The next step is to set up the first meeting. We will make a proposal for dates and format shortly. I was out of the office for a while and am only just catching up with things that happened in the last month (such as the approval of the virt SIG).
This morning I sent out some feelers to the OpenVZ community (via the
OpenVZ Users mailing list,
blog.openvz.org, and the #openvz IRC channel) to see if any OpenVZ
users were already working with the CentOS project (I'm not). I am not aware of anyone from the OpenVZ community at this stage.

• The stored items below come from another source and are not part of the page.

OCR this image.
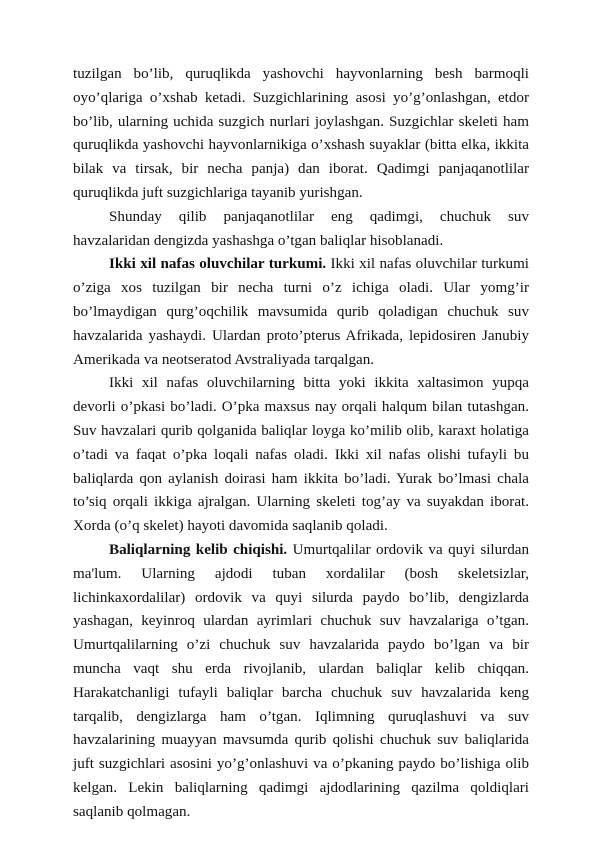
tuzilgan bo’lib, quruqlikda yashovchi hayvonlarning besh barmoqli oyo’qlariga o’xshab ketadi. Suzgichlarining asosi yo’g’onlashgan, etdor bo’lib, ularning uchida suzgich nurlari joylashgan. Suzgichlar skeleti ham quruqlikda yashovchi hayvonlarnikiga o’xshash suyaklar (bitta elka, ikkita bilak va tirsak, bir necha panja) dan iborat. Qadimgi panjaqanotlilar quruqlikda juft suzgichlariga tayanib yurishgan.

Shunday qilib panjaqanotlilar eng qadimgi, chuchuk suv havzalaridan dengizda yashashga o’tgan baliqlar hisoblanadi.

Ikki xil nafas oluvchilar turkumi. Ikki xil nafas oluvchilar turkumi o’ziga xos tuzilgan bir necha turni o’z ichiga oladi. Ular yomg’ir bo’lmaydigan qurg’oqchilik mavsumida qurib qoladigan chuchuk suv havzalarida yashaydi. Ulardan proto’pterus Afrikada, lepidosiren Janubiy Amerikada va neotseratod Avstraliyada tarqalgan.

Ikki xil nafas oluvchilarning bitta yoki ikkita xaltasimon yupqa devorli o’pkasi bo’ladi. O’pka maxsus nay orqali halqum bilan tutashgan. Suv havzalari qurib qolganida baliqlar loyga ko’milib olib, karaxt holatiga o’tadi va faqat o’pka loqali nafas oladi. Ikki xil nafas olishi tufayli bu baliqlarda qon aylanish doirasi ham ikkita bo’ladi. Yurak bo’lmasi chala to’siq orqali ikkiga ajralgan. Ularning skeleti tog’ay va suyakdan iborat. Xorda (o’q skelet) hayoti davomida saqlanib qoladi.

Baliqlarning kelib chiqishi. Umurtqalilar ordovik va quyi silurdan ma'lum. Ularning ajdodi tuban xordalilar (bosh skeletsizlar, lichinkaxordalilar) ordovik va quyi silurda paydo bo’lib, dengizlarda yashagan, keyinroq ulardan ayrimlari chuchuk suv havzalariga o’tgan. Umurtqalilarning o’zi chuchuk suv havzalarida paydo bo’lgan va bir muncha vaqt shu erda rivojlanib, ulardan baliqlar kelib chiqqan. Harakatchanligi tufayli baliqlar barcha chuchuk suv havzalarida keng tarqalib, dengizlarga ham o’tgan. Iqlimning quruqlashuvi va suv havzalarining muayyan mavsumda qurib qolishi chuchuk suv baliqlarida juft suzgichlari asosini yo’g’onlashuvi va o’pkaning paydo bo’lishiga olib kelgan. Lekin baliqlarning qadimgi ajdodlarining qazilma qoldiqlari saqlanib qolmagan.
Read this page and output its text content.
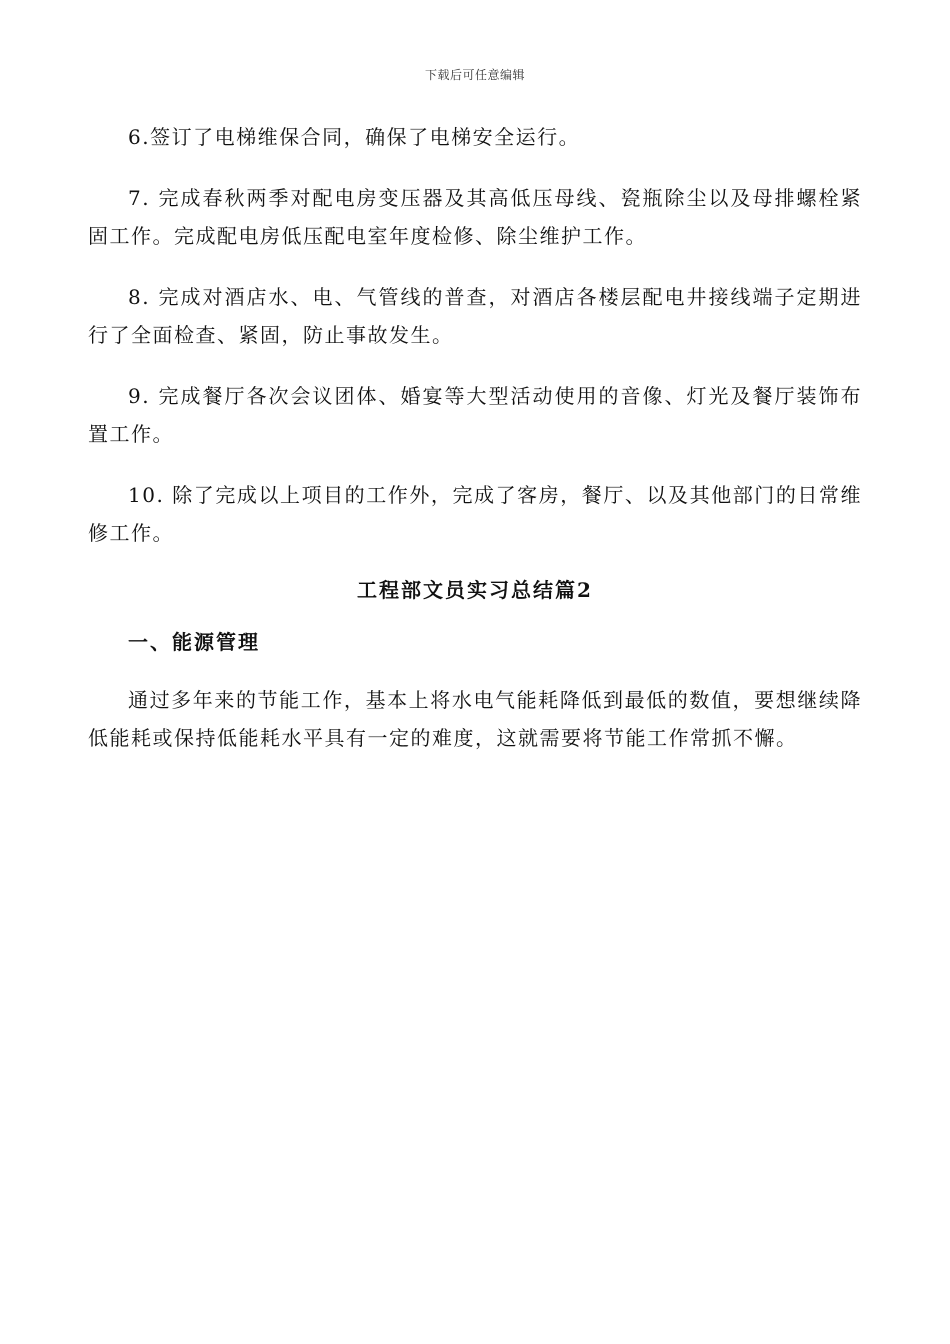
下载后可任意编辑

6.签订了电梯维保合同，确保了电梯安全运行。

7. 完成春秋两季对配电房变压器及其高低压母线、瓷瓶除尘以及母排螺栓紧固工作。完成配电房低压配电室年度检修、除尘维护工作。

8. 完成对酒店水、电、气管线的普查，对酒店各楼层配电井接线端子定期进行了全面检查、紧固，防止事故发生。

9. 完成餐厅各次会议团体、婚宴等大型活动使用的音像、灯光及餐厅装饰布置工作。

10. 除了完成以上项目的工作外，完成了客房，餐厅、以及其他部门的日常维修工作。

工程部文员实习总结篇2
一、能源管理

通过多年来的节能工作，基本上将水电气能耗降低到最低的数值，要想继续降低能耗或保持低能耗水平具有一定的难度，这就需要将节能工作常抓不懈。
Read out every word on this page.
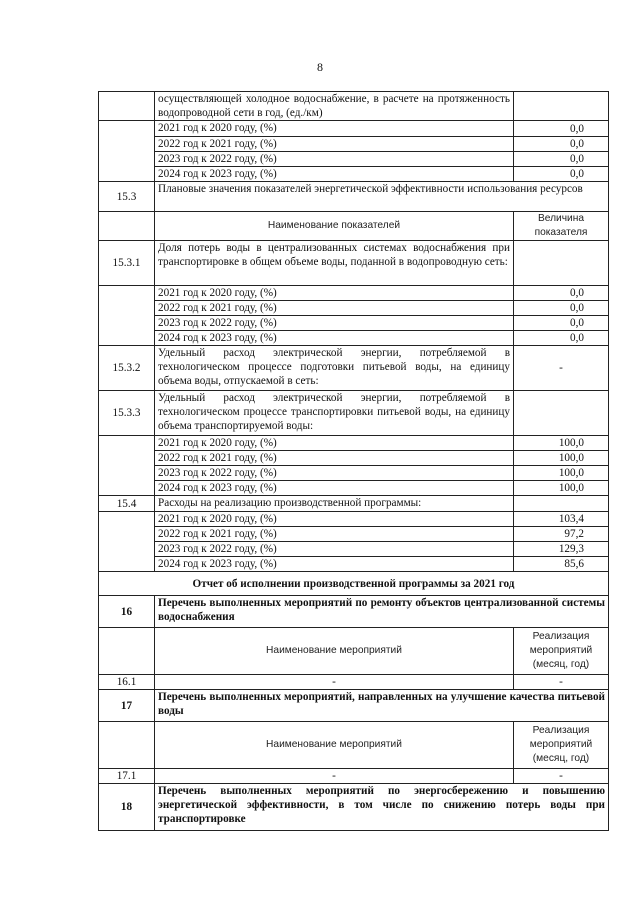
8
	осуществляющей холодное водоснабжение, в расчете на протяженность водопроводной сети в год, (ед./км)	
	2021 год к 2020 году, (%)	0,0
	2022 год к 2021 году, (%)	0,0
	2023 год к 2022 году, (%)	0,0
	2024 год к 2023 году, (%)	0,0
15.3	Плановые значения показателей энергетической эффективности использования ресурсов	
	Наименование показателей	Величина показателя
15.3.1	Доля потерь воды в централизованных системах водоснабжения при транспортировке в общем объеме воды, поданной в водопроводную сеть:	
	2021 год к 2020 году, (%)	0,0
	2022 год к 2021 году, (%)	0,0
	2023 год к 2022 году, (%)	0,0
	2024 год к 2023 году, (%)	0,0
15.3.2	Удельный расход электрической энергии, потребляемой в технологическом процессе подготовки питьевой воды, на единицу объема воды, отпускаемой в сеть:	-
15.3.3	Удельный расход электрической энергии, потребляемой в технологическом процессе транспортировки питьевой воды, на единицу объема транспортируемой воды:	
	2021 год к 2020 году, (%)	100,0
	2022 год к 2021 году, (%)	100,0
	2023 год к 2022 году, (%)	100,0
	2024 год к 2023 году, (%)	100,0
15.4	Расходы на реализацию производственной программы:	
	2021 год к 2020 году, (%)	103,4
	2022 год к 2021 году, (%)	97,2
	2023 год к 2022 году, (%)	129,3
	2024 год к 2023 году, (%)	85,6
Отчет об исполнении производственной программы за 2021 год		
16	Перечень выполненных мероприятий по ремонту объектов централизованной системы водоснабжения	
	Наименование мероприятий	Реализация мероприятий (месяц, год)
16.1	-	-
17	Перечень выполненных мероприятий, направленных на улучшение качества питьевой воды	
	Наименование мероприятий	Реализация мероприятий (месяц, год)
17.1	-	-
18	Перечень выполненных мероприятий по энергосбережению и повышению энергетической эффективности, в том числе по снижению потерь воды при транспортировке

So does anyone that is part of this SIG care to tell me how much
OpenVZ interest there currently is To be honest, I don't have a clue. The steps you have already taken should certainly give you an indication on how much interest there may be from the OpenVZ community. And possibly someone on this list may respond.
I think he may have meant, how much interest the Virt SIG has in recieving contributions from the OpenVZ community; and I think the answer to that is, very much. :-)
Lars and I both work with the Xen Project, and so obviously have much more experience with Xen than OpenVZ; and most of my own engineering time will go towards Xen. But we (and the CentOS board) are committed to running it as an inclusive project.